Candidato exilado Fernando Dias da Costa regressou a casa

Candidato exilado Fernando Dias da Costa regressou a casa

O candidato que reclamou vitória nas presidenciais da Guiné-Bissau, Fernando Dias da Costa, regressou hoje a casa depois de ter passado as últimas semanas exilado na embaixada da Nigéria, disse à Lusa fonte partidária.

Lusa /

Líder de uma das alas do Partido da Renovação Social (PRS), Dias da Costa exilou-se na embaixada nigeriana, na sequência do golpe de Estado militar de 26 de novembro de 2025 e depois de se considerar vencedor das eleições realizadas no dia 23 do mesmo mês.

De acordo com a fonte, o político chegou à sua residência nos subúrbios de Bissau por volta das 21:30 acompanhado do ministro senegalês da Defesa, general Birame Diop, enviado do Presidente do seu país, Bassirou Diomaye Faye, para ajudar na resolução da crise política pós-eleitoral na Guiné-Bissau.

O Presidente do Senegal faz parte de um grupo de chefes de Estado encarregados pela Comunidade Económica de Estados da África Ocidental (CEDEAO) de ajudar a encontrar soluções para a crise na Guiné-Bissau.

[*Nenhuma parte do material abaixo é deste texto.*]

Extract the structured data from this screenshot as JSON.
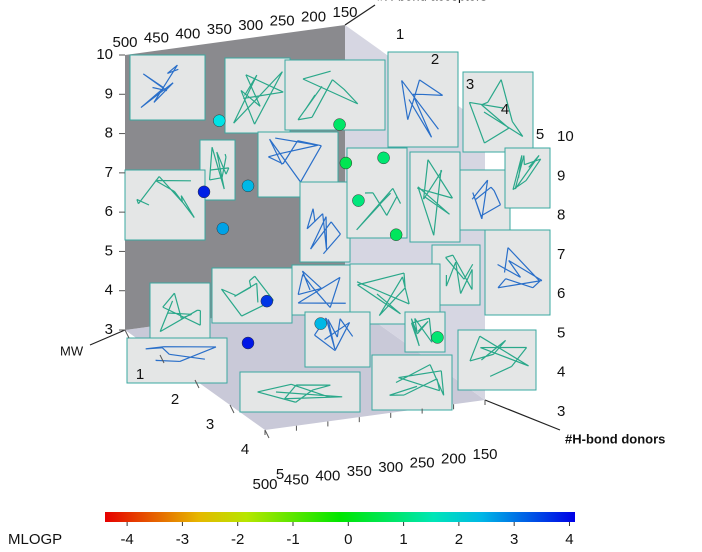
{
  "chart_data": {
    "type": "scatter3d",
    "x_label": "MW",
    "y_label": "#H-bond donors",
    "z_label": "#H-bond acceptors",
    "color_label": "MLOGP",
    "xlim": [
      500,
      150
    ],
    "xticks": [
      500,
      450,
      400,
      350,
      300,
      250,
      200,
      150
    ],
    "ylim": [
      1,
      5
    ],
    "yticks": [
      1,
      2,
      3,
      4,
      5
    ],
    "zlim": [
      3,
      10
    ],
    "zticks": [
      3,
      4,
      5,
      6,
      7,
      8,
      9,
      10
    ],
    "clim": [
      -4.4,
      4.1
    ],
    "cticks": [
      -4,
      -3,
      -2,
      -1,
      0,
      1,
      2,
      3,
      4
    ],
    "points": {
      "mw": [
        430,
        400,
        360,
        350,
        270,
        260,
        200,
        240,
        180,
        300,
        330,
        360,
        170
      ],
      "donors": [
        2,
        2,
        2,
        1,
        3,
        3,
        3,
        3,
        3,
        3,
        2,
        2,
        4
      ],
      "acceptors": [
        7,
        6,
        7,
        8,
        9,
        8,
        8,
        7,
        6,
        4,
        4,
        3,
        4
      ],
      "mlogp": [
        3.8,
        2.6,
        2.4,
        2.0,
        0.8,
        0.6,
        0.9,
        1.0,
        0.7,
        2.4,
        3.6,
        3.9,
        0.9
      ]
    }
  }
}
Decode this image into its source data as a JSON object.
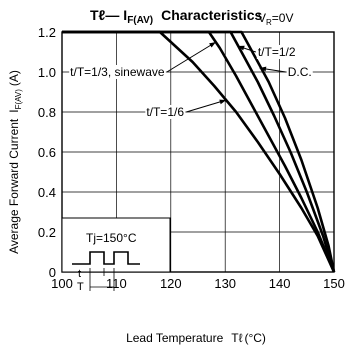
{
  "chart_data": {
    "type": "line",
    "title_main": "Tℓ— I",
    "title_sub": "F(AV)",
    "title_rest": "Characteristics",
    "condition_main": "V",
    "condition_sub": "R",
    "condition_rest": "=0V",
    "xlabel_main": "Lead Temperature",
    "xlabel_sym": "Tℓ",
    "xlabel_unit": "(°C)",
    "ylabel_main": "Average Forward Current",
    "ylabel_sym": "I",
    "ylabel_sub": "F(AV)",
    "ylabel_unit": "(A)",
    "xlim": [
      100,
      150
    ],
    "ylim": [
      0,
      1.2
    ],
    "xticks": [
      100,
      110,
      120,
      130,
      140,
      150
    ],
    "xtick_labels": [
      "100",
      "110",
      "120",
      "130",
      "140",
      "150"
    ],
    "yticks": [
      0,
      0.2,
      0.4,
      0.6,
      0.8,
      1.0,
      1.2
    ],
    "ytick_labels": [
      "0",
      "0.2",
      "0.4",
      "0.6",
      "0.8",
      "1.0",
      "1.2"
    ],
    "grid": true,
    "series": [
      {
        "name": "t/T=1/6",
        "points": [
          [
            100,
            1.2
          ],
          [
            118,
            1.2
          ],
          [
            120,
            1.15
          ],
          [
            124,
            1.05
          ],
          [
            128,
            0.93
          ],
          [
            132,
            0.8
          ],
          [
            136,
            0.65
          ],
          [
            140,
            0.49
          ],
          [
            144,
            0.32
          ],
          [
            147,
            0.18
          ],
          [
            150,
            0.0
          ]
        ]
      },
      {
        "name": "t/T=1/3, sinewave",
        "points": [
          [
            100,
            1.2
          ],
          [
            127,
            1.2
          ],
          [
            129,
            1.12
          ],
          [
            132,
            0.98
          ],
          [
            135,
            0.83
          ],
          [
            138,
            0.68
          ],
          [
            141,
            0.53
          ],
          [
            144,
            0.37
          ],
          [
            147,
            0.2
          ],
          [
            150,
            0.0
          ]
        ]
      },
      {
        "name": "t/T=1/2",
        "points": [
          [
            100,
            1.2
          ],
          [
            131,
            1.2
          ],
          [
            133,
            1.1
          ],
          [
            136,
            0.95
          ],
          [
            139,
            0.78
          ],
          [
            142,
            0.6
          ],
          [
            145,
            0.4
          ],
          [
            148,
            0.18
          ],
          [
            150,
            0.0
          ]
        ]
      },
      {
        "name": "D.C.",
        "points": [
          [
            100,
            1.2
          ],
          [
            133,
            1.2
          ],
          [
            135,
            1.1
          ],
          [
            138,
            0.95
          ],
          [
            141,
            0.77
          ],
          [
            144,
            0.56
          ],
          [
            147,
            0.32
          ],
          [
            149,
            0.13
          ],
          [
            150,
            0.0
          ]
        ]
      }
    ],
    "annotations": [
      {
        "text": "t/T=1/3, sinewave",
        "x": 101.5,
        "y": 1.0,
        "arrow_to": [
          128.3,
          1.15
        ]
      },
      {
        "text": "t/T=1/2",
        "x": 136.0,
        "y": 1.1,
        "arrow_to": [
          132.3,
          1.13
        ]
      },
      {
        "text": "D.C.",
        "x": 141.5,
        "y": 1.0,
        "arrow_to": [
          136.3,
          1.02
        ]
      },
      {
        "text": "t/T=1/6",
        "x": 115.5,
        "y": 0.8,
        "arrow_to": [
          130.2,
          0.86
        ]
      }
    ],
    "inset": {
      "label": "Tj=150°C",
      "t_label": "t",
      "T_label": "T"
    }
  }
}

Num vídeo visionado pela Lusa nas redes sociais de guineenses, era possível ver o momento em que Fernando Dias da Costa chegava à sua residência onde foi saudado por uma pequena multidão de pessoas.

 Com o tradicional barrete (gorro) vermelho na cabeça, o político, já no interior da sua residência, foi saudado pelos dirigentes da ala do PRS que o tem como líder do partido do falecido ex-presidente guineense, Kumba Ialá, enquanto outra ala se tornou fiel ao Presidente da República deposto, Umaro Sissoco Embaló.

A mesma fonte do partido acrescentou que a casa de Fernando Dias da Costa estava cercada por militares e polícias que não permitem a entrada de pessoas.

Antes da saída de Fernando Dias da embaixada da Nigéria, tinha sido libertado da cadeia o líder do partido PAIGC, Domingos Simões Pereira, que passou a estar em prisão domiciliária. 

A 26 de novembro de 2025, os militares tomaram o poder, depuseram o Presidente cessante, Umaro Sissoco Embaló, e o processo eleitoral foi interrompido sem a divulgação dos resultados oficiais.

Vários opositores políticos do regime de Sissoco Embaló foram detidos, entre eles o principal líder da oposição, Domingos Simões Pereira. 

Simões Pereira e o histórico partido PAIGC foram afastados das eleições gerais, presidenciais e legislativas, de 23 de novembro por decisão judicial e apoiaram Fernando Dias, que reclamou vitória na primeira volta. 

Nos dois meses no poder, os militares alteraram a Constituição da Guiné-Bissau, atribuindo mais poderes ao Presidente da República, e marcaram novas eleições gerais para 06 de dezembro.

Nesta sexta-feira, um grupo de dirigentes e militantes do PAIGC defendeu que o líder Simões Pereira não pode dirigir o partido em prisão domiciliária e pediu uma direção de transição até ao congresso que deverá ocorrer em novembro para escolher um novo líder.